Meio século depois de seu último gesto político o tiro no coração que fulminou os inimigos já festejando no apartamento do Vice Café Filho seu afastamento Getúlio Vargas continua vivo na memória dos brasileiros. O estadista não morre, porque é impossível destruir suas realizações e sepultar suas idéias, mormente quando deixa a mensagem-força de uma Carta Testamento.

A Revolução de 30 por ele chefiada é um divisor na história brasileira. O país agrícola dominado pelas oligarquias e fragilizado pela opressão social, transformou-se em nação industrial, que registrou entre os anos de 1930 a 1980 o maior crescimento econômico do mundo, com aumento médio de 7% do Produto Interno Bruto (PIB).

Getúlio encontrou a economia em caos total, contaminada pela crise de 1929 nos EUA. O café, nosso principal produto, não tinha mercado e os estoques se acumulavam. A dívida externa nos asfixiava. Vargas agiu rápido, comprando excedentes de café, decretando a moratória da dívida externa, equilibrando as finanças e garantindo a ordem e a segurança interna.

Havia risco de separatismo territorial, pois os principais Estados (SP, RS, MG) contratavam diretamente empréstimos externos e importavam armas e equipamentos para suas polícias militares, concentrando poder de fogo capaz de enfrentar o Exército. As bandeiras dos Estados eram cultuadas tanto ou mais que o pavilhão nacional.

Vargas cimentou a unidade nacional, como Caxias fizera com sua espada na Monarquia. Ele encampou a dívida dos Estados, o Imposto de Exportação veio a ser cobrado pela União, subordinou as polícias estaduais ao Exército e proibiu as bandeiras estaduais, queimadas em ação simbólica no Panteão da Pátria, no Rio de Janeiro.

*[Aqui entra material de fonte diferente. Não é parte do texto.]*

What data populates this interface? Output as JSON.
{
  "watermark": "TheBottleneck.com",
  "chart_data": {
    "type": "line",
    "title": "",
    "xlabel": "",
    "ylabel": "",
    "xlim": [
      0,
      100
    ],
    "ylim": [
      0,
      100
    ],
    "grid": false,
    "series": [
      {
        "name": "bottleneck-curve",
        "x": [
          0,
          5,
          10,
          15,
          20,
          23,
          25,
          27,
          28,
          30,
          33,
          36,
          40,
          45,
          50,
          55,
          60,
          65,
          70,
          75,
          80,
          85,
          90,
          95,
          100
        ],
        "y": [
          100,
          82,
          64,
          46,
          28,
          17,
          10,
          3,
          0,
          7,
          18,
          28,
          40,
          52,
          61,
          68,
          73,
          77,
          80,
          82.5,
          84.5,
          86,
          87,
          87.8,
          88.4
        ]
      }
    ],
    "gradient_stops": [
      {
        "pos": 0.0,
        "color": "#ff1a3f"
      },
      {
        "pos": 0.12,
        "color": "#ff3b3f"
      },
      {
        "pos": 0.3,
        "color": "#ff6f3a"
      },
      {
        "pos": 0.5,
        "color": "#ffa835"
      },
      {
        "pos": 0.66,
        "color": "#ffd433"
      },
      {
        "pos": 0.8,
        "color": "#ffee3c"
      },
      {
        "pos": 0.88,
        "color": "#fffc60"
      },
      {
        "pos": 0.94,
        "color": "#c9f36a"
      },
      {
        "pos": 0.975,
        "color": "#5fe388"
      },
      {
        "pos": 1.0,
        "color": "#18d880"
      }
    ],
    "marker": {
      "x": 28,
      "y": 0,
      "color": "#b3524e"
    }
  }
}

Atitude de suprema afirmação de soberania foi o decreto de 10 de julho de 1934, que criou o Código de Minas, pelo qual as riquezas minerais do subsolo passaram ao domínio da União, e só poderão ser exploradas mediante concessão. Até então, essa faculdade competia aos governos estaduais, e a Shell e a Standard Oil (Exxon) eram concessionárias de boa parte do subsolo da Amazônia e de outras unidades da Federação.

Em 11 de abril de 1938, Vargas nacionalizou as possíveis reservas de petróleo do subsolo, sem indenização, porquanto as multinacionais não haviam perfurado um poço sequer. Em 29 de abril de 1938, nacionalizou a indústria de refinarias, deixando com as firmas particulares a distribuição de derivados e o varejo das bombas de gasolina. Por este mesmo decreto, criou o Conselho Nacional do Petróleo (CNP), precursor da Petrobras.

Em atos de profunda significação econômica, Vargas fundou a Cia. Vale do Rio Doce em 1º de junho de 1942 e a Cia. Siderúrgica Nacional em 09 de abril de 1941, que ergueu a nossa primeira indústria de aço em Volta Redonda, com financiamento e equipamentos norte-americanos, negociados habilmente com o presidente Franklin Delano Roosevelt (visitou o Brasil duas vezes) no contexto da cessão de bases aos EUA no Nordeste e à entrada do Brasil na 2ª Guerra Mundial.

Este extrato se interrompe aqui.